In reality, there is a functional relationship between the complementary log-log and the log-log link functions. They are \(180^{\circ}\) rotations of each other. Thus, statistical programs either have no support for either or have support only one. Like most statistics packages, R has native support for only one of the two. For R, it is the complementary log-log link.
This is actually a decision of history. From how I (and most) have presented the binary dependent variable models, it seems as though we statisticians started with the logit. The first use of this type of regression, however, used the complementary log-log function (Fisher, 1922). It was not pretty, but it was a fantastic step in the right direction!
The command to perform the log-log regression on this data is the same as before, except for the link parameter, which is now
link=make.link("loglog")
With this, I leave it as an exercise for you to show that the effect of trials in the log-log model is 0.0233 and that the predicted probability of a head for Coin 1 using this model is 0.0498.

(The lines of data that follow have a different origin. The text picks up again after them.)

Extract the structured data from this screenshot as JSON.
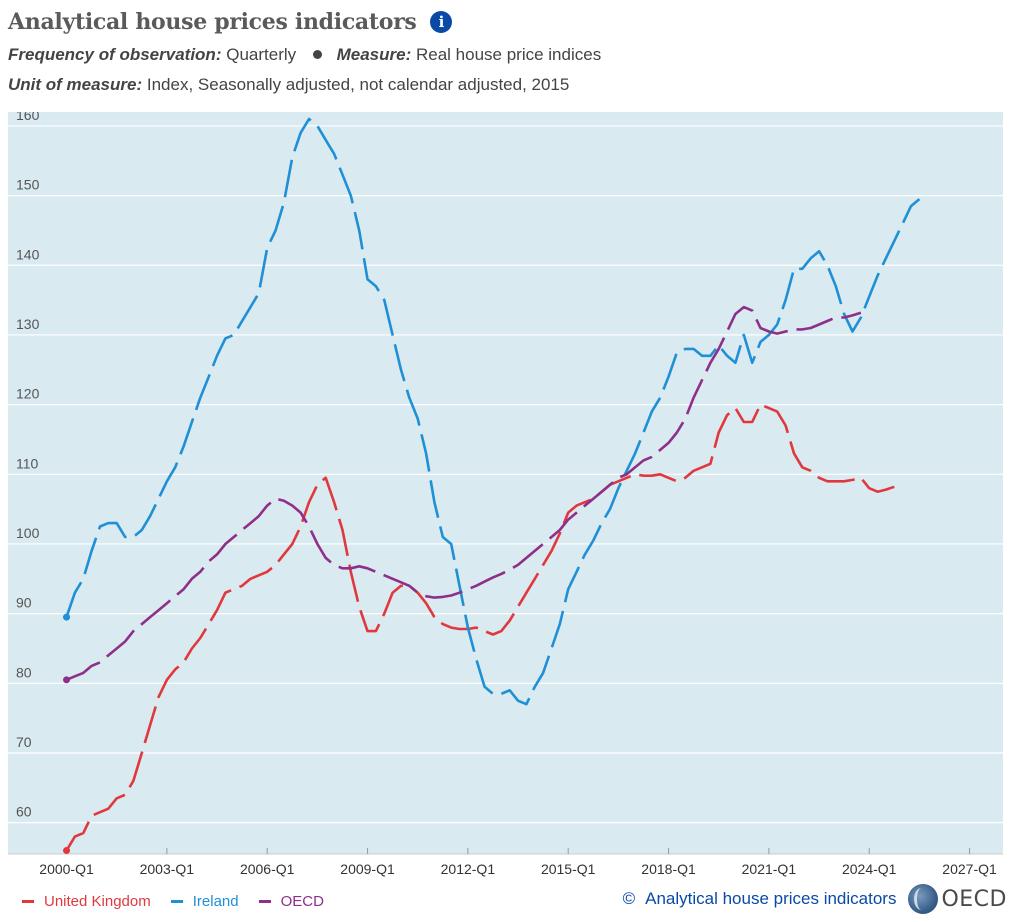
{
  "header": {
    "title": "Analytical house prices indicators",
    "info_glyph": "i",
    "frequency_label": "Frequency of observation:",
    "frequency_value": "Quarterly",
    "measure_label": "Measure:",
    "measure_value": "Real house price indices",
    "unit_label": "Unit of measure:",
    "unit_value": "Index, Seasonally adjusted, not calendar adjusted, 2015"
  },
  "footer": {
    "copyright_glyph": "©",
    "source_text": "Analytical house prices indicators",
    "logo_text": "OECD"
  },
  "colors": {
    "plot_background": "#daeaf1",
    "grid": "#ffffff",
    "united_kingdom": "#e0383d",
    "ireland": "#1f8fd6",
    "oecd": "#8e2f8a",
    "accent": "#0a4aa6"
  },
  "chart_data": {
    "type": "line",
    "title": "Analytical house prices indicators",
    "xlabel": "",
    "ylabel": "",
    "x_start": "2000-Q1",
    "x_ticks": [
      "2000-Q1",
      "2003-Q1",
      "2006-Q1",
      "2009-Q1",
      "2012-Q1",
      "2015-Q1",
      "2018-Q1",
      "2021-Q1",
      "2024-Q1",
      "2027-Q1"
    ],
    "y_ticks": [
      60,
      70,
      80,
      90,
      100,
      110,
      120,
      130,
      140,
      150,
      160
    ],
    "xlim": [
      "1998-Q2",
      "2028-Q1"
    ],
    "ylim": [
      55.5,
      162
    ],
    "grid": true,
    "legend_position": "bottom-left",
    "series": [
      {
        "name": "United Kingdom",
        "color": "#e0383d",
        "values": [
          56,
          58,
          58.5,
          61,
          61.5,
          62,
          63.5,
          64,
          66,
          70,
          74,
          78,
          80.5,
          82,
          83,
          85,
          86.5,
          88.5,
          90.5,
          93,
          93.5,
          94,
          95,
          95.5,
          96,
          97,
          98.5,
          100,
          102.5,
          106,
          108.5,
          109.5,
          106,
          102,
          96,
          91,
          87.5,
          87.5,
          90,
          93,
          94,
          94,
          93,
          91.5,
          89.5,
          88.5,
          88,
          87.8,
          87.8,
          88,
          87.5,
          87,
          87.5,
          89,
          91,
          93,
          95,
          97,
          99,
          101.5,
          104.5,
          105.5,
          106,
          106.5,
          107.5,
          108.5,
          109,
          109.5,
          110,
          109.8,
          109.8,
          110,
          109.5,
          109,
          109.5,
          110.5,
          111,
          111.5,
          116,
          118.5,
          119.5,
          117.5,
          117.5,
          120,
          119.5,
          119,
          117,
          113,
          111,
          110.5,
          109.5,
          109,
          109,
          109,
          109.2,
          109.5,
          108,
          107.5,
          107.8,
          108.2
        ]
      },
      {
        "name": "Ireland",
        "color": "#1f8fd6",
        "values": [
          89.5,
          93,
          95,
          99,
          102.5,
          103,
          103,
          101,
          101,
          102,
          104,
          106.5,
          109,
          111,
          114,
          117.5,
          121,
          124,
          127,
          129.5,
          130,
          132,
          134,
          136,
          142.5,
          145,
          149,
          155.5,
          159,
          161,
          160,
          158,
          156,
          153,
          150,
          145,
          138,
          137,
          135,
          130,
          125,
          121,
          118,
          113,
          106,
          101,
          100,
          94,
          88,
          83.5,
          79.5,
          78.5,
          78.5,
          79,
          77.5,
          77,
          79.5,
          81.5,
          85,
          88.5,
          93.5,
          96,
          98.5,
          100.5,
          103,
          105,
          108,
          110.5,
          113,
          116,
          119,
          121,
          124,
          127.5,
          128,
          128,
          127,
          127,
          128.5,
          127,
          126,
          130,
          126,
          129,
          130,
          131.5,
          135,
          139.5,
          139.5,
          141,
          142,
          140,
          137,
          133,
          130.5,
          132.5,
          135.5,
          138.5,
          141,
          143.5,
          146,
          148.5,
          149.5
        ]
      },
      {
        "name": "OECD",
        "color": "#8e2f8a",
        "values": [
          80.5,
          81,
          81.5,
          82.5,
          83,
          84,
          85,
          86,
          87.5,
          88.5,
          89.5,
          90.5,
          91.5,
          92.5,
          93.5,
          95,
          96,
          97.5,
          98.5,
          100,
          101,
          102,
          103,
          104,
          105.5,
          106.5,
          106.2,
          105.5,
          104.5,
          102.5,
          100,
          98,
          97,
          96.5,
          96.5,
          96.8,
          96.5,
          96,
          95.5,
          95,
          94.5,
          94,
          93,
          92.5,
          92.3,
          92.4,
          92.6,
          93,
          93.5,
          94,
          94.6,
          95.2,
          95.7,
          96.3,
          97,
          98,
          99,
          100,
          101,
          102,
          103.5,
          104.5,
          105.5,
          106.5,
          107.5,
          108.5,
          109.5,
          110,
          111,
          112,
          112.5,
          113.5,
          114.5,
          116,
          118,
          121,
          123.5,
          126,
          128,
          130.5,
          133,
          134,
          133.5,
          131,
          130.5,
          130.2,
          130.5,
          130.8,
          130.8,
          131,
          131.5,
          132,
          132.5,
          132.5,
          132.8,
          133.2
        ]
      }
    ]
  }
}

So, which link should I use?
Now that you know about these five link functions, which should you use? An answer other than "All of them!" requires subject matter knowledge that scientists rarely have. However, here are some comments on the five links. Take them with a grain of salt.
The logit link is the canonical link function for the Bernoulli distribution. It is symmetric and has relatively thin tails. Because it is the canonical link, its mathematical properties are attractive, and its coefficients can be interpreted in terms of changes in the log-odds of the outcome. The logit link is the default choice in many fields, particularly the social sciences, and is most appropriate when the outcomes are balanced (neither extremely rare nor extremely frequent).

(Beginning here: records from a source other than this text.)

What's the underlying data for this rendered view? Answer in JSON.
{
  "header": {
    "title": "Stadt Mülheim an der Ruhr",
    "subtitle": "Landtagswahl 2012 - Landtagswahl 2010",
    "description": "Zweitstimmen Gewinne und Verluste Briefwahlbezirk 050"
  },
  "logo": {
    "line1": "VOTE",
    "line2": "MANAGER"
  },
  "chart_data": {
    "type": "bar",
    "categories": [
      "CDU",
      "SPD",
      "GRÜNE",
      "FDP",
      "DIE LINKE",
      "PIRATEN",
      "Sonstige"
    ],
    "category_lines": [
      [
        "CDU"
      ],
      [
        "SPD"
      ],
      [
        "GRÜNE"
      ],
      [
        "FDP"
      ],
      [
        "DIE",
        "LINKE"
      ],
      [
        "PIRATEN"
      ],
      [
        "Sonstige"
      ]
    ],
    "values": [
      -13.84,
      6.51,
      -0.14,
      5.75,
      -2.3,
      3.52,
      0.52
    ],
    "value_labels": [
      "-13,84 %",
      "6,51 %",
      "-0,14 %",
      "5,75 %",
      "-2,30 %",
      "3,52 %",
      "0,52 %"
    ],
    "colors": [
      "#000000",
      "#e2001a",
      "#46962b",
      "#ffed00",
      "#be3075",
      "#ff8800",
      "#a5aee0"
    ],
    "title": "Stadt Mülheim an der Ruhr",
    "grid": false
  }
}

The probit link is also symmetric and is based on the inverse of the standard normal cumulative distribution function (a.k.a. the quantile function). Because the Normal distribution is so familiar, the probit link is frequently used in biostatistics and fields with deep roots in the Normal distribution. In practice, predictions made with the probit link are usually very close to those made with the logit link. The coefficient estimates will typically differ by a constant factor of approximately 1.67, and the levels of statistical significance will generally be similar.
The cauchit link is a symmetric link based on the Cauchy distribution, which has much heavier tails than the logistic or Normal distributions. This means the cauchit link should be considered when the underlying probability process may involve extreme values or when the transition from failure to success is very abrupt. Because of its heavy tails, the cauchit link can produce model fits that are noticeably different from the others, and it can be a useful diagnostic tool for checking the robustness of your conclusions.

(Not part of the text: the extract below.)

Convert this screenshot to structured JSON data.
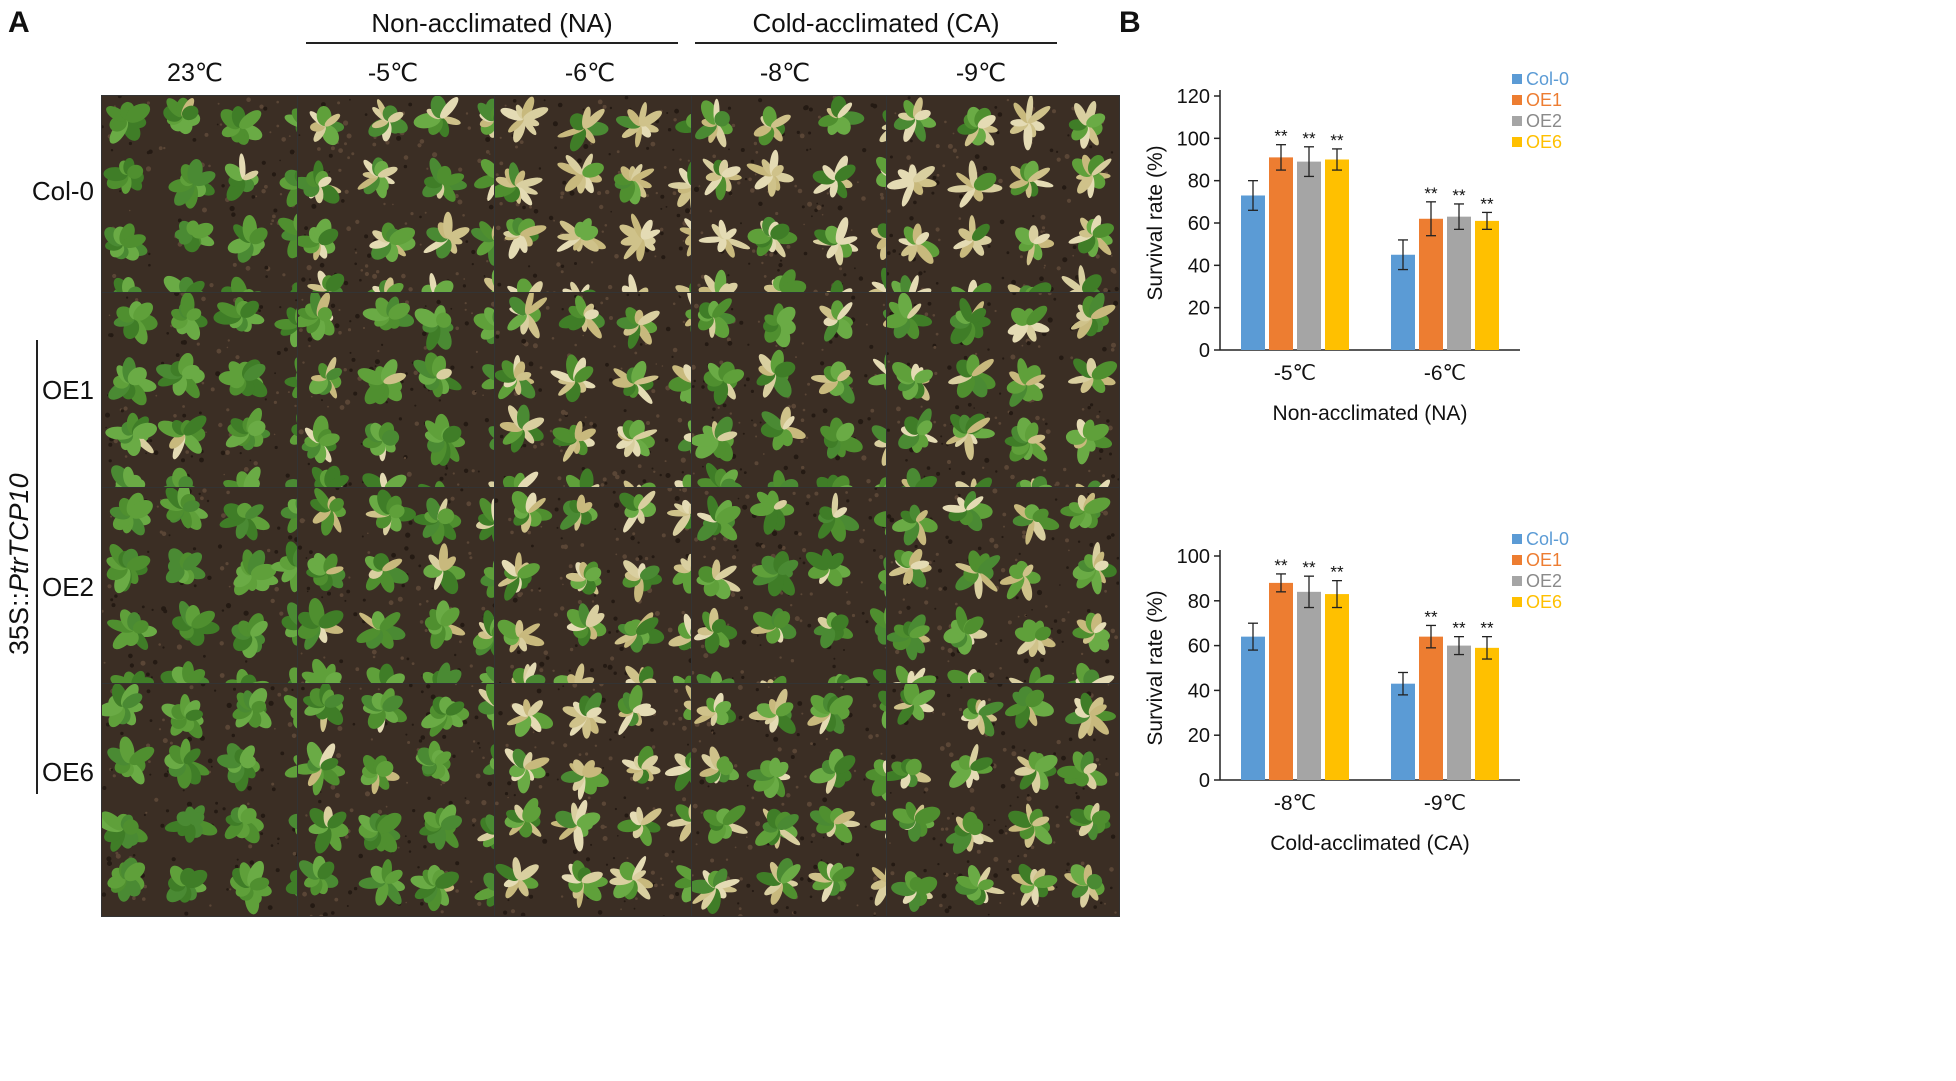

The complementary log-log link is an asymmetric link. It is the inverse of the Gumbel distribution. This link function is characterized by rising very slowly from zero for low values of the linear predictor, but then approaching one very sharply. It is most appropriate when the probability of a success is asymmetric in this direction, meaning that the event of interest is initially very unlikely but, once conditions become favorable, its probability increases rapidly.
The log-log link is also asymmetric and is essentially the mirror image of the complementary log-log link. Fitting a model with a cloglog link to the probability of a failure (\(1-\pi\)) is equivalent to fitting a log-log link to the probability of a success (\(\pi\)). This means the log-log link is appropriate when the probability of success is asymmetric in the opposite direction: it increases very sharply from zero at first, but then approaches one very slowly as the linear predictor increases.